Recently there was a flurry of interest in freeze-casting at the University of Bath, UK, which led most significantly to two doctoral theses, by J. Laurie in 1995 and by M. Statham in 1998. Taken together in chronological order, these form a good introduction to the technique for the interested party.

== Applications ==
To consider the applications of freeze-casting, we should consider the properties of the freeze-cast component. First, and critically, it is not fully dense. It contains only about 60–70% solid matter, the remainder being air in the form of porosity. This in turn leads to an interesting property of freeze-castings – they are often porous, not merely at the surface, but throughout their thickness. A fluid will penetrate through the pores in the casting and eventually soak through, like a sponge. This is because at porosity percentages above the 'pore percolation threshold', pores link up into continuous channels. The pore percolation threshold depends on the characteristics of the material, but it is normally very roughly around 20%. A 60% dense component has 40% porosity.

As we might expect, this amount of air in the component reduces its strength a lot. Pure, fully dense alumina, for example, is as strong as steel – far stronger if processed carefully – but freeze-cast alumina components are of similar strength to concrete. The freeze-cast component also tends to be brittle, fracturing easily.
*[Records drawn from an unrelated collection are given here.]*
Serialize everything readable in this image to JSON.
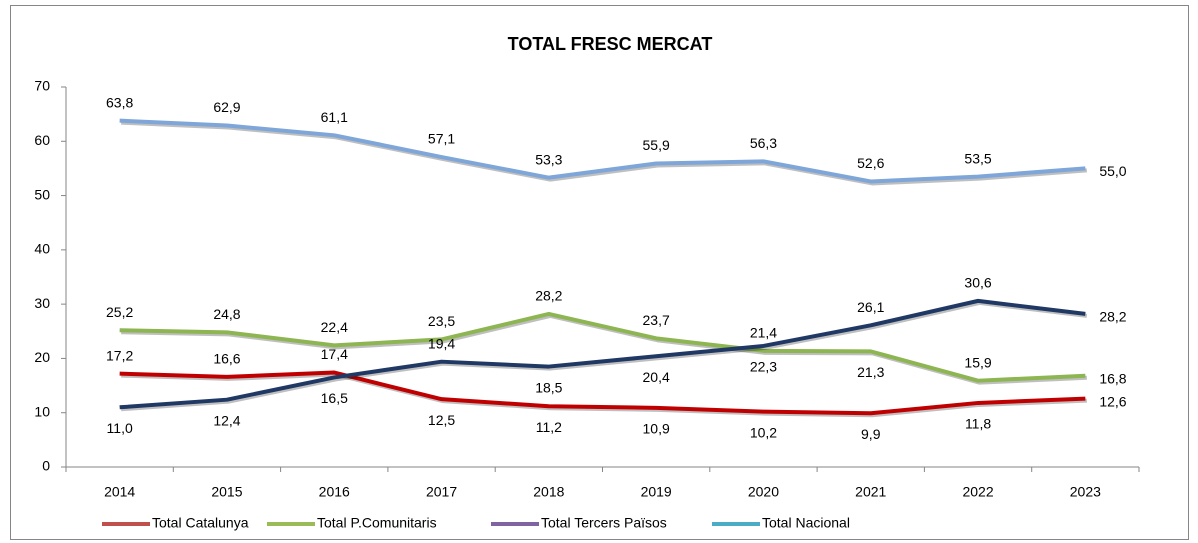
{
  "chart_data": {
    "type": "line",
    "title": "TOTAL FRESC MERCAT",
    "categories": [
      "2014",
      "2015",
      "2016",
      "2017",
      "2018",
      "2019",
      "2020",
      "2021",
      "2022",
      "2023"
    ],
    "ylim": [
      0,
      70
    ],
    "yticks": [
      0,
      10,
      20,
      30,
      40,
      50,
      60,
      70
    ],
    "grid": false,
    "legend": "bottom",
    "series": [
      {
        "name": "Total Catalunya",
        "color": "#c00000",
        "legend_color": "#c0504d",
        "values": [
          17.2,
          16.6,
          17.4,
          12.5,
          11.2,
          10.9,
          10.2,
          9.9,
          11.8,
          12.6
        ],
        "value_labels": [
          "17,2",
          "16,6",
          "17,4",
          "12,5",
          "11,2",
          "10,9",
          "10,2",
          "9,9",
          "11,8",
          "12,6"
        ]
      },
      {
        "name": "Total P.Comunitaris",
        "color": "#8db551",
        "legend_color": "#9bbb59",
        "values": [
          25.2,
          24.8,
          22.4,
          23.5,
          28.2,
          23.7,
          21.4,
          21.3,
          15.9,
          16.8
        ],
        "value_labels": [
          "25,2",
          "24,8",
          "22,4",
          "23,5",
          "28,2",
          "23,7",
          "21,4",
          "21,3",
          "15,9",
          "16,8"
        ]
      },
      {
        "name": "Total Tercers Països",
        "color": "#1f3864",
        "legend_color": "#8064a2",
        "values": [
          11.0,
          12.4,
          16.5,
          19.4,
          18.5,
          20.4,
          22.3,
          26.1,
          30.6,
          28.2
        ],
        "value_labels": [
          "11,0",
          "12,4",
          "16,5",
          "19,4",
          "18,5",
          "20,4",
          "22,3",
          "26,1",
          "30,6",
          "28,2"
        ]
      },
      {
        "name": "Total Nacional",
        "color": "#7ea6d8",
        "legend_color": "#4bacc6",
        "values": [
          63.8,
          62.9,
          61.1,
          57.1,
          53.3,
          55.9,
          56.3,
          52.6,
          53.5,
          55.0
        ],
        "value_labels": [
          "63,8",
          "62,9",
          "61,1",
          "57,1",
          "53,3",
          "55,9",
          "56,3",
          "52,6",
          "53,5",
          "55,0"
        ]
      }
    ]
  }
}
It is unlikely then that freeze-cast components could be used structurally (without further processing – more later), but they have other properties that make them useful. They are rather light, with freeze-cast alumina components having a density somewhere in the region of 2.5 g/cm^{3}, similar to aluminium. They are easy and cheap to make, from inexpensive and safe ingredients and using no dangerous equipment. They can take complex shapes, as they are cast, rather than machined. They can also be very large, probably larger than monolithic ceramic components made by any other process. Finally, and crucially, their porosity means that they can be infiltrated by materials with useful properties, or processed with other materials in. For example, the component could be dipped in molten copper, such that the copper is drawn up by capillary action into the porosity, increasing the conductivity of the component vastly. Alternatively, copper powder could be used as a filler powder in place of some alumina to the same end.

Freeze-cast components, in their basic form, are ideal for use as heat-resisting objects. In this way, they can be useful in metalwork, as molds or as substrates for metal spray-forming. However, with suitable post-processing, they could fulfil many other applications, such as silicon chip mounts, or even engine blocks.

== Theory ==
The science is not particularly well understood. It has been known for years that silica sols (also known as colloidal silica, silicic acid, polysilicic acid) will gel when exposed to temperatures around 0 °C (32 °F). The theoretical mechanism is quite simple:

Colloidal silica is produced by the polymerisation of monosilicic acid, Si(OH)_{4}, until the chains of polysilicic acid become so long they form silica particles with hydroxylated surfaces. On freezing of the sol, the silica particles are rejected away from the solidifying interface and forced into the interstices between the ice crystals. Here, they come into contact with each other, and link via the condensation of their surface hydroxyl groups into siloxane bonds. This, happening throughout the sol, forms a gel.

In a filled sol, the ceramic powder is trapped within the gel, and forms a monolith.